Les excès du monde de la finance étaient déjà dénoncés avant 2008, mais la crise des subprimes a achevé de personnaliser cette nébuleuse comme le lieu du dérèglement de l’économie. Sans nier la part de responsabilité d’une multitude d’acteurs dans les événements de la crise immobilière, encadrer plus strictement les transactions financières ou fractionner les banques ne limiterait pas les crises sans un changement culturel plus profond. Explications.

Le lien étroit entre économie et finance

Le développement de la finance est conjoint de celui de l’économie. La création de la monnaie facilita les échanges de biens, on en retrouve trace sous forme scripturale dans les écrits cunéiforme de Mésopotamie vers 2300 av. J-C. Vinrent ensuite au fil du temps les lettres de changes, la monnaie fiduciaire (du latin fides qui signifie confiance), les actions, les obligations, les produits dérivés… Autant d’évolutions techniques qui permirent :
  • D’augmenter la vitesse de la circulation de l’argent
  • D’augmenter les possibilités de création de monnaie
Il n’est pas anodin de noter que la vitesse se retrouve aussi bien en finance que dans le reste de l’économie. En effet, symboliquement, on peut y comparer le besoin constant d’augmenter la vitesse de production, des transports, des communications… L’augmentation des possibilités de création de monnaie se retrouve directement dans le besoin de croissance : produire plus de biens correspond à vendre plus de biens. Il y a donc nécessité de plus de monnaie si les prix ne baissent pas. CQFD.

A l’origine de la croissance

La création de monnaie relève des banques centrales qui adaptent en fonction de la croissance prévue la quantité de liquidités en circulation. Suivant la théorie monétariste, si la monnaie circulant est excédentaire au besoin des échanges, alors il y a inflation (la monnaie perd de sa valeur car elle présente en trop grande quantité). Il y a deux grands types d’acteurs dans le mécanisme de création monétaire lié à celui de la croissance :
  • Les banques (dépôt, commerciales, centrales)
  • Les particuliers et les entreprises
Les banques ne sont que des intermédiaires financiers entre les entreprises et les particuliers, c’est-à-dire les consommateurs finaux. Elles se rétribuent au passage, mais ne constituent qu’un moyen de la croissance, non sa fin. La croissance repose sur la capacité des entreprises à produire d’une part, la capacité des particuliers à consommer plus d’autre part. L’augmentation de la production peut s’effectuer par le biais de gains de productivité ou par l’apport de nouveaux produits sur le marché, ces derniers nécessitant des investissements préalables. Regardons d’abord les gains de productivité.
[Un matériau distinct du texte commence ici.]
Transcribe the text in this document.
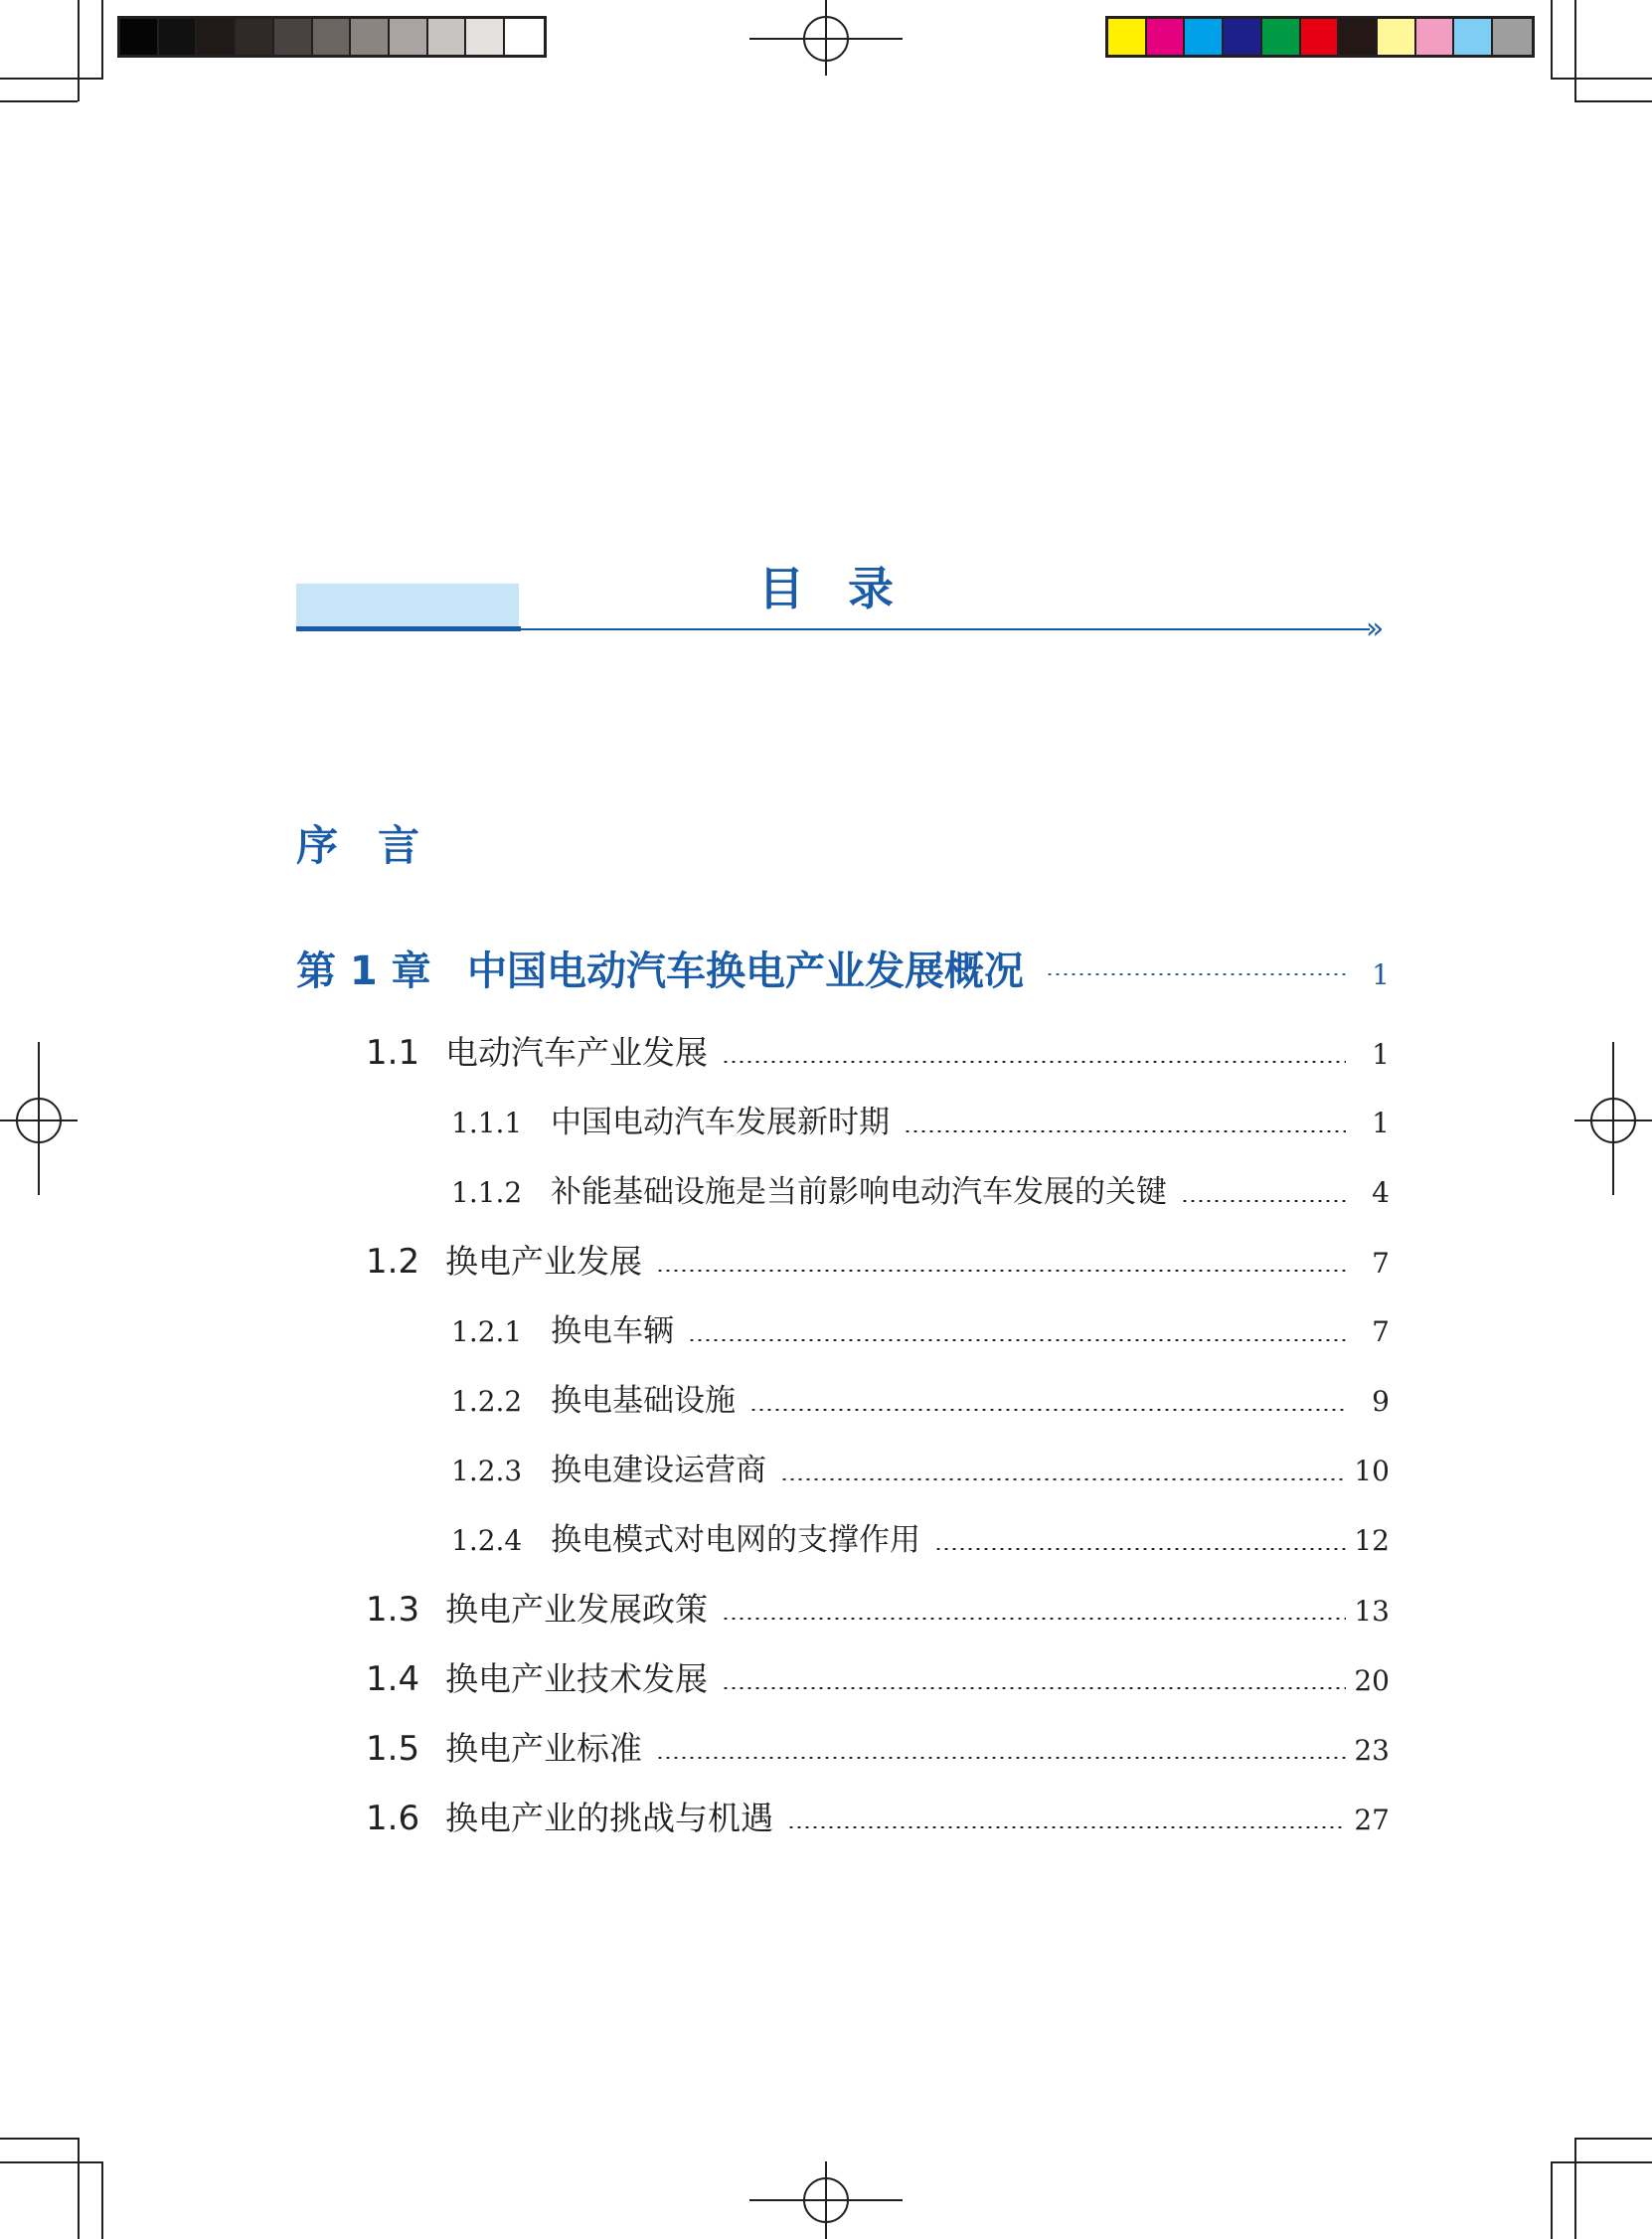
»
目录
序言
第 1 章 中国电动汽车换电产业发展概况	1
1.1 电动汽车产业发展	1
1.1.1 中国电动汽车发展新时期	1
1.1.2 补能基础设施是当前影响电动汽车发展的关键	4
1.2 换电产业发展	7
1.2.1 换电车辆	7
1.2.2 换电基础设施	9
1.2.3 换电建设运营商	10
1.2.4 换电模式对电网的支撑作用	12
1.3 换电产业发展政策	13
1.4 换电产业技术发展	20
1.5 换电产业标准	23
1.6 换电产业的挑战与机遇	27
Selon l’argumentation fordiste à la base de la société de consommation, ils profitent au salarié qui peut consommer plus. Lorsque la hausse de productivité diminue ou lorsque cette hausse n’est plus redistribuée à hauteur des gains réels pour cause de concurrence de pays à bas salaires, alors seul l’emprunt des particuliers permet d’augmenter la consommation, ce qui fut le cas pour les subprimes. Mais ces emprunts, personne n’a obligé les particuliers à les contracter ! Les ogres de la finance ont profité de l’opportunité qui se présentait à eux, certes, mais ils n’ont pas initié seuls ce mouvement d’endettement massif. Venons-en aux investissements apportant de nouveaux produits. L’argent peut provenir de capital existant, de profits ou d’emprunts. C’est ce dernier mode, l’emprunt, qui devient problématique si les banques sont réticentes à prêter. On leur reprocha effectivement dans la suite de la crise des subprimes en France de ne pas suffisamment prêter et ainsi de scléroser l’économie. Mais lorsque des entreprises surendettées font faillite, est-ce aussi de la faute des banques ? Lorsqu’il y a surproduction parce trop d’investissements ont été faits, est-ce la faute des banques ? Enfin, l’emprunt est-il nécessaire pour générer de la croissance ?

La croissance sans emprunt

Que ce soit dans le cas d’une crise ayant pour origine une consommation effrénée ou une crise basée sur une surproduction, l’origine est la même : trop d’emprunts justifiés par le besoin en croissance. La première révolution industrielle illustre qu’une croissance modérée n’a pas besoin d’un endettement massif.